Between Burke and the Anti-Federalists: An Epistemic Argument for Descriptive Representation

New paper by Helene Landemore (Yale) just uploaded to SSRN:

Abstract: This paper proposes an interpretation of representative assemblies that strikes a conceptual middle ground between Burke’s ideal of an assembly of trustees and the Anti-Federalists’ ideal of a mirror image of the people. The normative appeal of this conceptual middle ground is supported by an argument emphasizing the epistemic properties of a descriptive assembly of trustees deliberating about the common good. Building on findings about the importance of cognitive diversity for efficient collective problem-solving, the paper argues that given the nature of political problems, a case can be made for the epistemic superiority of descriptively representative assemblies over less accurately descriptive ones. The paper further defends sortition as the best way to ensure descriptive representation over alternatives such as quotas and gerrymandering.

Keywords: representation, deliberation, cognitive diversity, epistemic democracy, delegates, trustees, Burke, Anti-Federalists


One Response

  1. This is a very interesting paper that has a somewhat different approach to that favoured on this blog. Helene’s interest is in the cognitive diversity offered by sortition, rather than normative concerns like political equality or the accurate representation of interests via descriptive representation.

    The emphasis on cognitive diversity presupposes an ‘epistemic’ approach to democratic decisions making – i.e. that there is a ‘right’ answer to problem solving, as opposed to merely ensuring that decision-making follows the appropriate democratic procedures – and that the cognitive diversity resulting from sortition-based democracy would provide an epistemically better response than expert- or partisan-based assemblies. This does not require an absolute, Platonic notion of rightness that is approximated to by human agents, but merely one relative to a ‘given culture or set of values’ (p.7).

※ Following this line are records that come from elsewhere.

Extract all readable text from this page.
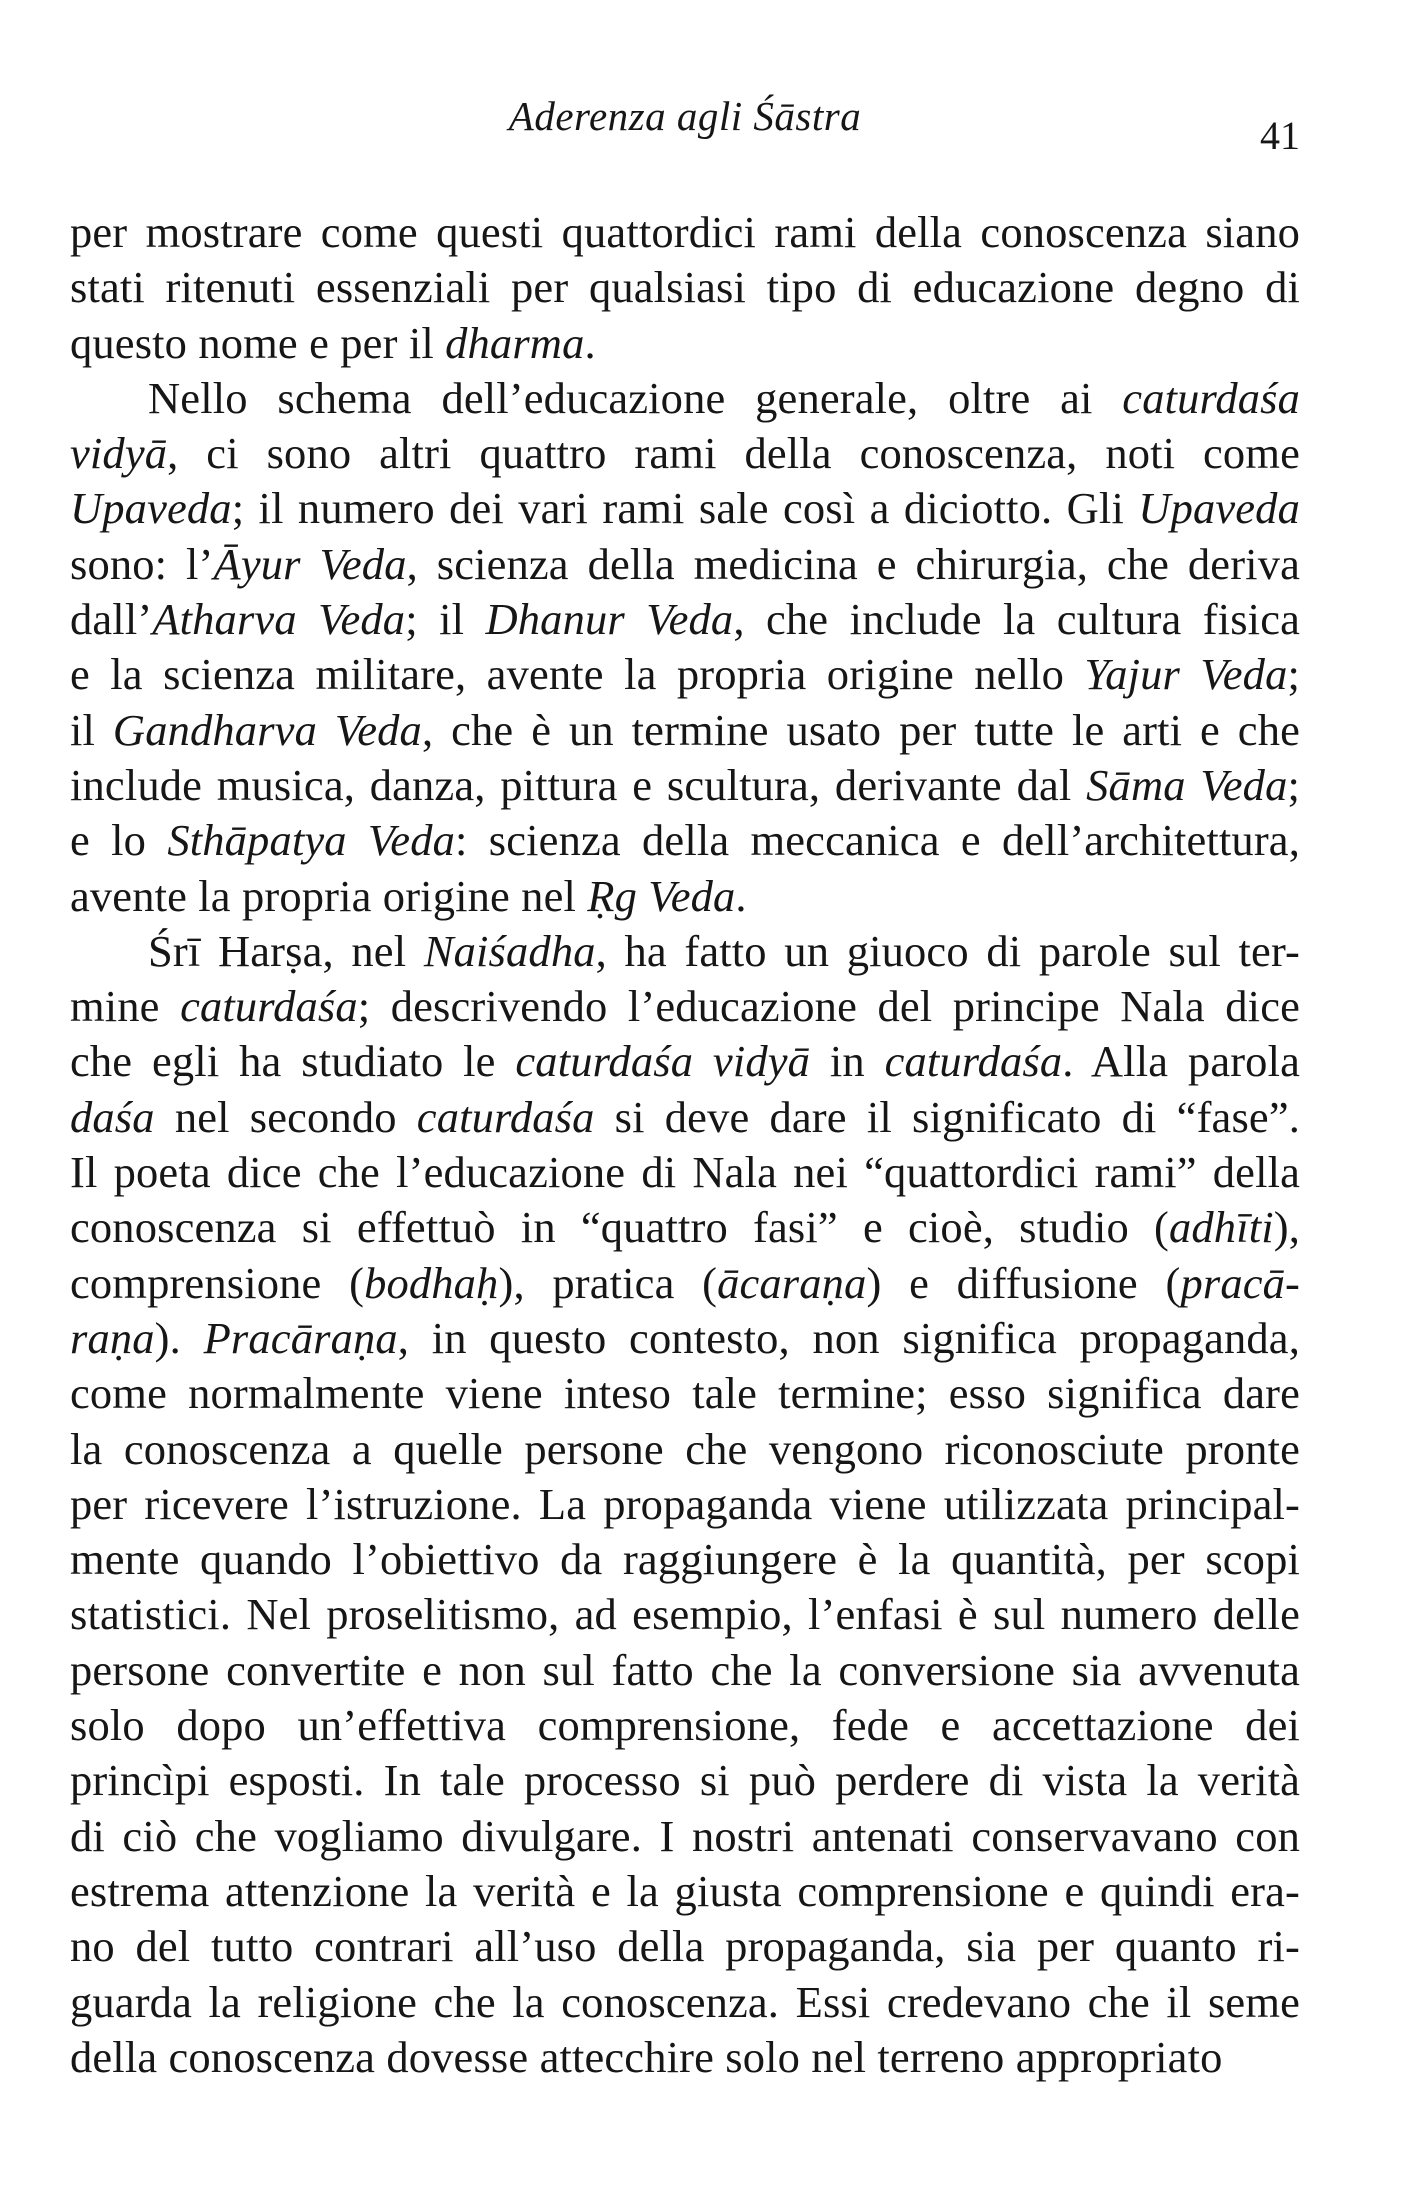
Aderenza agli Śāstra	41
per mostrare come questi quattordici rami della conoscenza siano
stati ritenuti essenziali per qualsiasi tipo di educazione degno di
questo nome e per il dharma.
Nello schema dell’educazione generale, oltre ai caturdaśa
vidyā, ci sono altri quattro rami della conoscenza, noti come
Upaveda; il numero dei vari rami sale così a diciotto. Gli Upaveda
sono: l’Āyur Veda, scienza della medicina e chirurgia, che deriva
dall’Atharva Veda; il Dhanur Veda, che include la cultura fisica
e la scienza militare, avente la propria origine nello Yajur Veda;
il Gandharva Veda, che è un termine usato per tutte le arti e che
include musica, danza, pittura e scultura, derivante dal Sāma Veda;
e lo Sthāpatya Veda: scienza della meccanica e dell’architettura,
avente la propria origine nel Ṛg Veda.
Śrī Harṣa, nel Naiśadha, ha fatto un giuoco di parole sul ter-
mine caturdaśa; descrivendo l’educazione del principe Nala dice
che egli ha studiato le caturdaśa vidyā in caturdaśa. Alla parola
daśa nel secondo caturdaśa si deve dare il significato di “fase”.
Il poeta dice che l’educazione di Nala nei “quattordici rami” della
conoscenza si effettuò in “quattro fasi” e cioè, studio (adhīti),
comprensione (bodhaḥ), pratica (ācaraṇa) e diffusione (pracā-
raṇa). Pracāraṇa, in questo contesto, non significa propaganda,
come normalmente viene inteso tale termine; esso significa dare
la conoscenza a quelle persone che vengono riconosciute pronte
per ricevere l’istruzione. La propaganda viene utilizzata principal-
mente quando l’obiettivo da raggiungere è la quantità, per scopi
statistici. Nel proselitismo, ad esempio, l’enfasi è sul numero delle
persone convertite e non sul fatto che la conversione sia avvenuta
solo dopo un’effettiva comprensione, fede e accettazione dei
princìpi esposti. In tale processo si può perdere di vista la verità
di ciò che vogliamo divulgare. I nostri antenati conservavano con
estrema attenzione la verità e la giusta comprensione e quindi era-
no del tutto contrari all’uso della propaganda, sia per quanto ri-
guarda la religione che la conoscenza. Essi credevano che il seme
della conoscenza dovesse attecchire solo nel terreno appropriato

    I confess to being attracted to this model, as I’ve long argued for sortition as a way of making sure the trains run on time, rather than implementing some abstract notion of social justice, but I have a number of issues with the paper. The example she provides of the epistemic value of cognitive diversity is the case of a New Haven district seeking to address the problem of mugging on a bridge (pp.19-21). Although Helene views the solution (solar-powered street lighting) as a vindication of the cognitive diversity of a randomly-selected group, it’s equally possible that a similar solution might have been proposed by an elected official, or a salaried member of the city bureaucracy, who might well have been aware of similar implementations elsewhere. Only one solution was required, so it’s not clear how this is an illustration of the ‘wisdom of crowds’.

    It’s also unclear that her goal – a sortition-based deliberative assembly of Burkean trustees – in any way approximates to the way actual legislatures operate. The UK House of Commons has long ceased to be a deliberative chamber, seeking solutions to common problems in the same manner as her New Haven neighbourhood watch initiative. Even the House of Lords (which still operates along deliberative lines and where members sometimes wait until after the debate before deciding how to vote) sessions are still organized on the basis of a pre-existing agenda, as opposed to emerging from a collaborative effort to solve the problems of the nation. In sum, whereas the New Haven neighbourhood watch arose out of an obvious local problem, it’s unclear as to how a sortive-based legislature would arrive at its agenda. As demonstrated clearly in the references in Helene’s paper (Scott Page, Lu Hong, James Fishkin etc [c.f. Surowiecki’s Wisdom of Crowds]), the cognitive diversity of a descriptively-representative assembly is the optimal way of deciding a wide variety of issues (political decision making being one of them), but it’s at best unclear as to the connection of this to the introduction of policy proposals, especially when taking into account the need for a democratic mandate. But I suspect I’m beginning to repeat myself again!